Em “Bar Don Juan”, de 1971, Antônio Callado converte-se de apologista da guerrilha em
carpideira do seu fracasso. Mas a autocrítica não vai ao fundo do problema: esgota-se em
lamentações de erros estratégicos e táticos.

Autopiedade grupal confundida com tragédia nacional também não falta em “O Amor de Pedro por
João” de Tabajara Ruas, no qual guerrilheiros exilados, escondidos numa embaixada em Santiago,
acompanham pelo rádio o bombardeio do Palácio de La Moneda — o fim de sua última esperança
de cubanização do continente.

Ao fracasso prático veio acrescentar-se a lenta e irreversível corrosão dos ideais. Nos anos 80, já
ninguém podia acreditar que algum regime socialista no mundo fosse, substancialmente, mais
humano que a nossa vacilante ditadura. Nem poderia pensar seriamente que a celebração da
anarquia viesse a ter outro resultado senão a entrega do país à bandidagem — um resultado que, no
fundo todos desejavam, pois coincidia com as especulações de Herbert Marcuse sobre o potencial
revolucionário da marginalidade e do crime. Mas, num processo neurótico bem conhecido, quanto
mais funda a obstinação no erro tanto mais histrionicamente enfáticos os pretextos verbais em que
sua mentira originária se camufla, até à total substituição do senso da realidade por uma retórica de
comício.

A vitória completa da estereotipagem vem com A Região Submersa, do mesmo Tabajara Ruas, no
qual o general-presidente Humberto I (quanta sutileza!), morto em acidente de aviação, se revela
por fim um robô comandado à distância pelos americanos.
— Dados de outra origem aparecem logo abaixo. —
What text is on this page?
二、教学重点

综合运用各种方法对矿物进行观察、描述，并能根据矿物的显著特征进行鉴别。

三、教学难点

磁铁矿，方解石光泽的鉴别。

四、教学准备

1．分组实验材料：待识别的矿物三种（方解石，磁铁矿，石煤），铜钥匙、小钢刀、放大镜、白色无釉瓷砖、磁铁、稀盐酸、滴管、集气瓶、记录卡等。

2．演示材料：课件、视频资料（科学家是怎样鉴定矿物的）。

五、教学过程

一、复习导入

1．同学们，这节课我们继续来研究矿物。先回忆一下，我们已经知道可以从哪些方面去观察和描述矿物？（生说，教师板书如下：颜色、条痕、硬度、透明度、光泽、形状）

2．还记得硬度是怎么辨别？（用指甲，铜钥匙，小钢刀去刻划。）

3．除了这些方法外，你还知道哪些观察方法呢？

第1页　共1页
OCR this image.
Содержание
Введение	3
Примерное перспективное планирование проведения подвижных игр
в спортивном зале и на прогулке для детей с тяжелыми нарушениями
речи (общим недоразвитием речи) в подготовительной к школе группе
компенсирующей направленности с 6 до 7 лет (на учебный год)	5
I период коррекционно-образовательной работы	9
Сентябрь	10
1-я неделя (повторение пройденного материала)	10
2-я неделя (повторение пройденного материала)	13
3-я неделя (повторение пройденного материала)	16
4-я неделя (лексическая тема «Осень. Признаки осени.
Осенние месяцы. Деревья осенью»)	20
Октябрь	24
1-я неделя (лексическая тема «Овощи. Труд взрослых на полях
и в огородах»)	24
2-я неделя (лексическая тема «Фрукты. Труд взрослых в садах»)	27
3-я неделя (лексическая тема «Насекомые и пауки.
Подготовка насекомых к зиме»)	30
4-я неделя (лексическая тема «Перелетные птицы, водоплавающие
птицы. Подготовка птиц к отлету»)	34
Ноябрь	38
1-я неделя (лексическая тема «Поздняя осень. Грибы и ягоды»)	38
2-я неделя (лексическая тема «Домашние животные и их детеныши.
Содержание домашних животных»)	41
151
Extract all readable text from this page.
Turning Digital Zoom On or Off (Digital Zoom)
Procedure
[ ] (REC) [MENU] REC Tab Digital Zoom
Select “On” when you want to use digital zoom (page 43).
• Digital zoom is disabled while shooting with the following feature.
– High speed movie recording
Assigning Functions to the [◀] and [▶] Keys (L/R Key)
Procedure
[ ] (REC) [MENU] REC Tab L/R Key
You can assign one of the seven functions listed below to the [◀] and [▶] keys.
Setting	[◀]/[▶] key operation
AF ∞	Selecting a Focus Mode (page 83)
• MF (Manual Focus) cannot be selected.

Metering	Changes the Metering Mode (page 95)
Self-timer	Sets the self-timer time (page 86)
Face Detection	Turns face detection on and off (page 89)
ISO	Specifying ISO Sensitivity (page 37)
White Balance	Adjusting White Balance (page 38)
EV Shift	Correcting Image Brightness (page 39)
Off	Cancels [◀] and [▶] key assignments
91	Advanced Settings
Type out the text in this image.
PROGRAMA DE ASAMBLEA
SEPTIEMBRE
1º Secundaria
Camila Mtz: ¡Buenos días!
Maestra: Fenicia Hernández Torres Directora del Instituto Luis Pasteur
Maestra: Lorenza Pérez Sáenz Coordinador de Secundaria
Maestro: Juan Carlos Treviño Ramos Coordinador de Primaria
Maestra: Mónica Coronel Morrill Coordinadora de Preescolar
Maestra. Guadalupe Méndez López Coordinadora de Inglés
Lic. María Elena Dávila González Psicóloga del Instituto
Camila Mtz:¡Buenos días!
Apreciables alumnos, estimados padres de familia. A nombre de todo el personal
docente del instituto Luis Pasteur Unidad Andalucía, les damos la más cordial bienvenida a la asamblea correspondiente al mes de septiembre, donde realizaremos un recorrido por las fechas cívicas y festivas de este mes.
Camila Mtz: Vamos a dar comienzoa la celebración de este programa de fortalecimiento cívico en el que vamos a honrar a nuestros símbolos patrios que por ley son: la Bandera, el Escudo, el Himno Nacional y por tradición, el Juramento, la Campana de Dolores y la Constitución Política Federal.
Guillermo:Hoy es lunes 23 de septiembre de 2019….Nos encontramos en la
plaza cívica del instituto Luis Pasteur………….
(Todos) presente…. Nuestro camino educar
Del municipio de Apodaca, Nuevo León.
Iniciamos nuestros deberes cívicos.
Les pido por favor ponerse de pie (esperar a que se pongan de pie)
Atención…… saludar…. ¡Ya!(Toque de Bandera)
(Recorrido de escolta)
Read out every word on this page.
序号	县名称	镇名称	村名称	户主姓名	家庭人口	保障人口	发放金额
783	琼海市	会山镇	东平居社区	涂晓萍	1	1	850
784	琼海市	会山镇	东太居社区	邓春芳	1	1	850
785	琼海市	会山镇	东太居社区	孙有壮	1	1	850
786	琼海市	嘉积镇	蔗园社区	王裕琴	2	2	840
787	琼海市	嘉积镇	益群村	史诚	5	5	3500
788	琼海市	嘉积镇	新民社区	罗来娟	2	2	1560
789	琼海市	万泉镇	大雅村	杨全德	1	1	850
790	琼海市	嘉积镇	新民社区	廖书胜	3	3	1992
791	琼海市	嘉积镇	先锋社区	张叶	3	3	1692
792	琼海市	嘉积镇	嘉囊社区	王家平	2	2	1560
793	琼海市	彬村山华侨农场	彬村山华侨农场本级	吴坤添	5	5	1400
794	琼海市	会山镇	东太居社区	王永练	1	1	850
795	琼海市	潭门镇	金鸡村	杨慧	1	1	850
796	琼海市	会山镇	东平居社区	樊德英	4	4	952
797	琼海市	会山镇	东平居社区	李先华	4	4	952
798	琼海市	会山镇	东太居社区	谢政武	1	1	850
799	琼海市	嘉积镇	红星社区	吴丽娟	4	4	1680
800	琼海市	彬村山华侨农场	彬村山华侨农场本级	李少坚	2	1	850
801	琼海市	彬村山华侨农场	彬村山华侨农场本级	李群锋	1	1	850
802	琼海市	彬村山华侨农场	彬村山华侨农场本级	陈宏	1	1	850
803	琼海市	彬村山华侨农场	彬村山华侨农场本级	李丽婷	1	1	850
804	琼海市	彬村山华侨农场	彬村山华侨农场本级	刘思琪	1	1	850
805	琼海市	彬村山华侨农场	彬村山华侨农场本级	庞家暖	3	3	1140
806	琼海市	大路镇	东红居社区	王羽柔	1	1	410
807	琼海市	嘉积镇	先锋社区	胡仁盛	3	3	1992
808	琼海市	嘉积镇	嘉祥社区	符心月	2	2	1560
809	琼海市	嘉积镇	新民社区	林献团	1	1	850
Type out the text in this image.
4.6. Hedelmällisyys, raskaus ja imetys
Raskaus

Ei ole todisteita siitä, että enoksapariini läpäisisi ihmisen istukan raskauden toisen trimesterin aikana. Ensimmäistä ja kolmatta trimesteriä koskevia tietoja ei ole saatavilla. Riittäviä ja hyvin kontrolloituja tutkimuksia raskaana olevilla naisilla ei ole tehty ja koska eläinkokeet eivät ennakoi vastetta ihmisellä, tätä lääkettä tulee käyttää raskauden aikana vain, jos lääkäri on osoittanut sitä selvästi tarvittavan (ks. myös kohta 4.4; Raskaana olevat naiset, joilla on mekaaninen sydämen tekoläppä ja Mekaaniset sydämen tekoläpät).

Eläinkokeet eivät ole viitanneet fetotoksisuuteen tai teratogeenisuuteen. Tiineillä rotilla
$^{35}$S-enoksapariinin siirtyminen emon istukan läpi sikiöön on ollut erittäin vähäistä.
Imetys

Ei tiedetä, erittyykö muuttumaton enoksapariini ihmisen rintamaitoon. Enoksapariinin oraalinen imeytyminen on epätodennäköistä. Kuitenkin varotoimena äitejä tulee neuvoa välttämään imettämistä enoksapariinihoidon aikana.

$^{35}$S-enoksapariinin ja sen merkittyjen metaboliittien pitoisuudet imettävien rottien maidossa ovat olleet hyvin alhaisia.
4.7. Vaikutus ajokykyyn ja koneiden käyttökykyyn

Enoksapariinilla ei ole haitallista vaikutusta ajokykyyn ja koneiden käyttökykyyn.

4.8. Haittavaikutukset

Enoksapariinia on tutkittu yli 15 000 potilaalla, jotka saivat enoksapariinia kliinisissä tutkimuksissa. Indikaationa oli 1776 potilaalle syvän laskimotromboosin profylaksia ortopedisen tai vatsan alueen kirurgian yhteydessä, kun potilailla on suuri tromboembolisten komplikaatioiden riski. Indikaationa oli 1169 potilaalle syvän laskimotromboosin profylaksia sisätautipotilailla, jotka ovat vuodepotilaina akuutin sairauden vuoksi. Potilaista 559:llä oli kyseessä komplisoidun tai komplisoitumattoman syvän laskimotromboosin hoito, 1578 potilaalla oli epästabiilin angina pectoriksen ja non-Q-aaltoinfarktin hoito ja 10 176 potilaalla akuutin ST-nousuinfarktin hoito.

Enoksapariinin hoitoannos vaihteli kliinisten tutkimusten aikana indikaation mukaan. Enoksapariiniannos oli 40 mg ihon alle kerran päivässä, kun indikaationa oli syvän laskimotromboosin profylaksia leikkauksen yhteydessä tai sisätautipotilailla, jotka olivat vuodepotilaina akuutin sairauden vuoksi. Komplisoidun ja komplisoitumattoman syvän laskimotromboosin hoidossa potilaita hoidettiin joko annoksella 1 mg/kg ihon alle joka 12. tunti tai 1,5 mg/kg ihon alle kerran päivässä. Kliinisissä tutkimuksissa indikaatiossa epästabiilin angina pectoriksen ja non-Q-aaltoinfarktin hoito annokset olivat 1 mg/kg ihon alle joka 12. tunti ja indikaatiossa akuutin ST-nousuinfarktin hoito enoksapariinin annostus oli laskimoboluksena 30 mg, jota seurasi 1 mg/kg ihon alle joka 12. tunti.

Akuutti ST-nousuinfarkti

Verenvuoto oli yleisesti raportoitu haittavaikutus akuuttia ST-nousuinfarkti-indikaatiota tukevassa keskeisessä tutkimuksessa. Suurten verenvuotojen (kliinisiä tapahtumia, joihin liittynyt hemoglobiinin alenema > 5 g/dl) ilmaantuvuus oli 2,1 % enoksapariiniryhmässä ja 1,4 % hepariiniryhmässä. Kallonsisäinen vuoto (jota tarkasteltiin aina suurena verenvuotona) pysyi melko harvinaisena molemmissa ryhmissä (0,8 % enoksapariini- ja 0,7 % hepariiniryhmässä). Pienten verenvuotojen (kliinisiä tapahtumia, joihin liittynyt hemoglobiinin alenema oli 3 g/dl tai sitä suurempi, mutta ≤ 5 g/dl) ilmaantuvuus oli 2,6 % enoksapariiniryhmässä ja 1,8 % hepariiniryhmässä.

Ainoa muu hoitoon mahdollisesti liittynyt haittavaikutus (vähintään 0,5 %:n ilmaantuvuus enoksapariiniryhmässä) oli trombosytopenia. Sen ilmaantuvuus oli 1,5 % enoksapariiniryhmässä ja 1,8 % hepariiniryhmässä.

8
Falar em “literatura”, aí, já seria
hiperbólico. O Brasil estava maduro para aplaudir a incultura como uma forma superior de
sabedoria, ungida pelos profetas, consagrada pelas urnas e ornamentada de diplomas “honoris
causa”.

Não é preciso dizer que processo análogo se observou no teatro, no cinema e na poesia.

A redução narcisística da visão da sociedade brasileira às discussões internas de um grupo, o apego


da intelectualidade esquerdista aos seus mitos autobeatificantes, a recusa de um exame sério das
conseqüências sociais de suas próprias ações, levaram à autodestruição da inteligência, sacrificada
no altar de ambições políticas escoradas numa autoridade moral tanto mais declinante quanto mais
pretensiosa.

Hoje o que resta da “cultura brasileira” é assunto de marqueteiros e cabos eleitorais. Os próprios
intelectuais esquerdistas sentem-se talvez um pouco mal nesse ambiente, mas não reconhecem nele
a criação sua que ele, indiscutivelmente, é. E por que haveriam de condená-lo, se ele foi a condição
prévia para sua ascensão ao poder e a revanche — enfim! — sobre tantas humilhações?